-- Be honest
-- Live a chaste and virtuous life
-- Obey the law and all campus policies
-- Use clean language
-- Respect others
-- Abstain from alcoholic beverages, tobacco, tea, coffee, and substance abuse
-- Participate regularly in church services
-- Observe the Dress and Grooming Standards
-- Encourage others in their commitment to comply with the Honor Code
Every students agrees to this as part of his/her admission. Violation of this can result in their dismissal. One does not need to be LDS to attend BYU but every student must agree and abide by this code.
On one hand, it is too bad for Davies that his transgression went public (premarital sex). On the other hand, it has brought national attention to BYU and its honor code.

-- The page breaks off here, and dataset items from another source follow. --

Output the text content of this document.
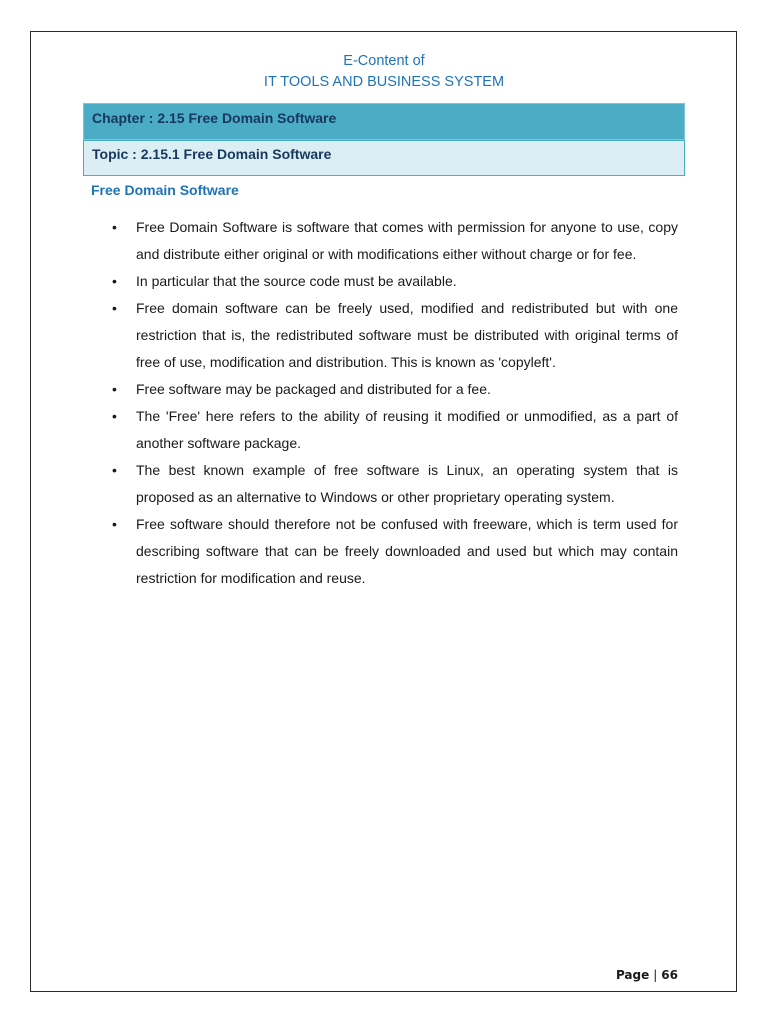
E-Content of
IT TOOLS AND BUSINESS SYSTEM
Chapter : 2.15 Free Domain Software
Topic : 2.15.1 Free Domain Software
Free Domain Software
• Free Domain Software is software that comes with permission for anyone to use, copy and distribute either original or with modifications either without charge or for fee.
• In particular that the source code must be available.
• Free domain software can be freely used, modified and redistributed but with one restriction that is, the redistributed software must be distributed with original terms of free of use, modification and distribution. This is known as 'copyleft'.
• Free software may be packaged and distributed for a fee.
• The 'Free' here refers to the ability of reusing it modified or unmodified, as a part of another software package.
• The best known example of free software is Linux, an operating system that is proposed as an alternative to Windows or other proprietary operating system.
• Free software should therefore not be confused with freeware, which is term used for describing software that can be freely downloaded and used but which may contain restriction for modification and reuse.
Page | 66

Ex-BYU student athletes including Danny Ainge, Ty Detmer, and Reno Mahe (who was suspended for the same reason as Davies), among others, have expressed their positive opinions.
This past week, all four Salt Lake City sports talk radio stations covered this honor code topic in depth. As I was radio station surfing, I caught ESPN Radio's Colin Cowherd, whom I can't stand listening to, felt BYU needs to
loosen up and join the real world. He stated that it puts them at a disadvantage in the national picture. Perhaps. But BYU and the LDS Church are not about becoming more mainstream or dropping their standards.

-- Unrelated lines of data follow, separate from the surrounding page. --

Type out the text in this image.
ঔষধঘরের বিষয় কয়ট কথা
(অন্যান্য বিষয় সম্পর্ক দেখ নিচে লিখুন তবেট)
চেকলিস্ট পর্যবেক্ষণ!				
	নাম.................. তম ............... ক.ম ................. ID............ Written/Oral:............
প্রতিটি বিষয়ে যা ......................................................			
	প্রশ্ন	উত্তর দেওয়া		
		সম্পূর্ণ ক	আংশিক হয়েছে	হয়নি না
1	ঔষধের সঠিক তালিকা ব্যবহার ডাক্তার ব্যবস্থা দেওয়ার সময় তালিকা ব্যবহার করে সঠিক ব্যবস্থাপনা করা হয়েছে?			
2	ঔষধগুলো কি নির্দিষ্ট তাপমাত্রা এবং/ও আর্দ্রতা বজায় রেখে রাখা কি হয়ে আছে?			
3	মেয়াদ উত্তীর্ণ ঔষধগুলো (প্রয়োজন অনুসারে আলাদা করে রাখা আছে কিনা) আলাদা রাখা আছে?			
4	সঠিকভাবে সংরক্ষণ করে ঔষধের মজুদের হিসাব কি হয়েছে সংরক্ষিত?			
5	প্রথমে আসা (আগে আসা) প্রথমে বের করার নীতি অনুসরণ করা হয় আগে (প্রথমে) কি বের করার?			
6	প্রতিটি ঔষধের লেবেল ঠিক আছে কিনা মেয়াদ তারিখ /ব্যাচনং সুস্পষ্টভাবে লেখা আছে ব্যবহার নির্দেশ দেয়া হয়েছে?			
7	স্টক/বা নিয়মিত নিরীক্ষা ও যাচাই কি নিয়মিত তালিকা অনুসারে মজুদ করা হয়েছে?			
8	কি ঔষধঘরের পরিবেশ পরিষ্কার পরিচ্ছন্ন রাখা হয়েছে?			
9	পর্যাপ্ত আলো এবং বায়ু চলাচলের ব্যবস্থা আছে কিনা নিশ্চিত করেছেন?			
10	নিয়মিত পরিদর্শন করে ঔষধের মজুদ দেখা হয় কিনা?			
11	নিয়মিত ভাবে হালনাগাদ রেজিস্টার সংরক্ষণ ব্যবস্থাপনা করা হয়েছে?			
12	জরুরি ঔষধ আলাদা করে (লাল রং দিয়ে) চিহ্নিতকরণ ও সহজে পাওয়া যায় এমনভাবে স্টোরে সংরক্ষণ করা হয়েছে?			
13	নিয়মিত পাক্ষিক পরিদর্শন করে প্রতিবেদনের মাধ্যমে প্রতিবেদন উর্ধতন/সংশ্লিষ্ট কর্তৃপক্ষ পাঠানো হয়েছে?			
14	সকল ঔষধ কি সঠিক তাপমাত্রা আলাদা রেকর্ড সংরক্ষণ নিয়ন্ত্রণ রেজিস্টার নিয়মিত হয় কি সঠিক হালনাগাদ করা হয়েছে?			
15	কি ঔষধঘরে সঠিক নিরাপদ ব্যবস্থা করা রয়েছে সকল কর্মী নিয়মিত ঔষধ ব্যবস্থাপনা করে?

BYU will never drop its standards to become more accepted. It will not play on Sunday's (so what if they cannot play in major athletic conferences). It will support the Church's standards to the best of its abilities. Everyone there is not perfect but everyone tries to do the right thing. If a student, teacher or administrator does not agree with these rules, then BYU is not for them.

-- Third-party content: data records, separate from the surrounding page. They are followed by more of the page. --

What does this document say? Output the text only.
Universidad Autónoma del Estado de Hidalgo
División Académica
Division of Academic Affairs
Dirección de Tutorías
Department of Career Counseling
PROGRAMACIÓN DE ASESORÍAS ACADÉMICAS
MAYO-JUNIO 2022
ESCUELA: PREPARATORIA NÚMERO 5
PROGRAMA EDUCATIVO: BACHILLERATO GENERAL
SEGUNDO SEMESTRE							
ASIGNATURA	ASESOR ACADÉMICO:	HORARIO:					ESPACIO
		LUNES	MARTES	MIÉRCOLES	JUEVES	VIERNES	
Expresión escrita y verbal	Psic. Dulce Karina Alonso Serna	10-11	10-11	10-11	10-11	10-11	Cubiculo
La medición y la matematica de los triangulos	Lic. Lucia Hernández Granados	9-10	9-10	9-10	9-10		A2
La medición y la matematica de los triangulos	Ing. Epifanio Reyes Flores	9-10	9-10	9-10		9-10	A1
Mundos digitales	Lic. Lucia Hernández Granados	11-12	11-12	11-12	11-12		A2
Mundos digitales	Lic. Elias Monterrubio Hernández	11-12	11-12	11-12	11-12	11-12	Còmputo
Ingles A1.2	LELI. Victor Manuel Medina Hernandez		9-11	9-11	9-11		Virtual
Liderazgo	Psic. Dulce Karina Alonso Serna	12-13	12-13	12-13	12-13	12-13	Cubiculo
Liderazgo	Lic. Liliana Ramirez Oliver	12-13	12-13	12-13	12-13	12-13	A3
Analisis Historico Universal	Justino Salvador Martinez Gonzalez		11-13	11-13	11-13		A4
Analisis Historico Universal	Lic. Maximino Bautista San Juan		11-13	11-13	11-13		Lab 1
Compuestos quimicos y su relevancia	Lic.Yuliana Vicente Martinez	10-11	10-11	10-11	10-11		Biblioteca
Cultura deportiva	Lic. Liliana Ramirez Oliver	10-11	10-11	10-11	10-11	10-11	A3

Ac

Thanks goodness for BYU. I just wish more religious schools (Norte Dame and Boston College to name two large ones) would adhere to their Christian principles principles and help set the bar high. There are Eric Liddell's (Chariots of Fire) out there that practice their faith.
We Mormon's hope we are more than and athlete, businessman, scientist, teacher, rather that we are God-fearing people that are always striving to lead a course of personal righteous, serving our fellow man, and leaving the world a better place for having been here.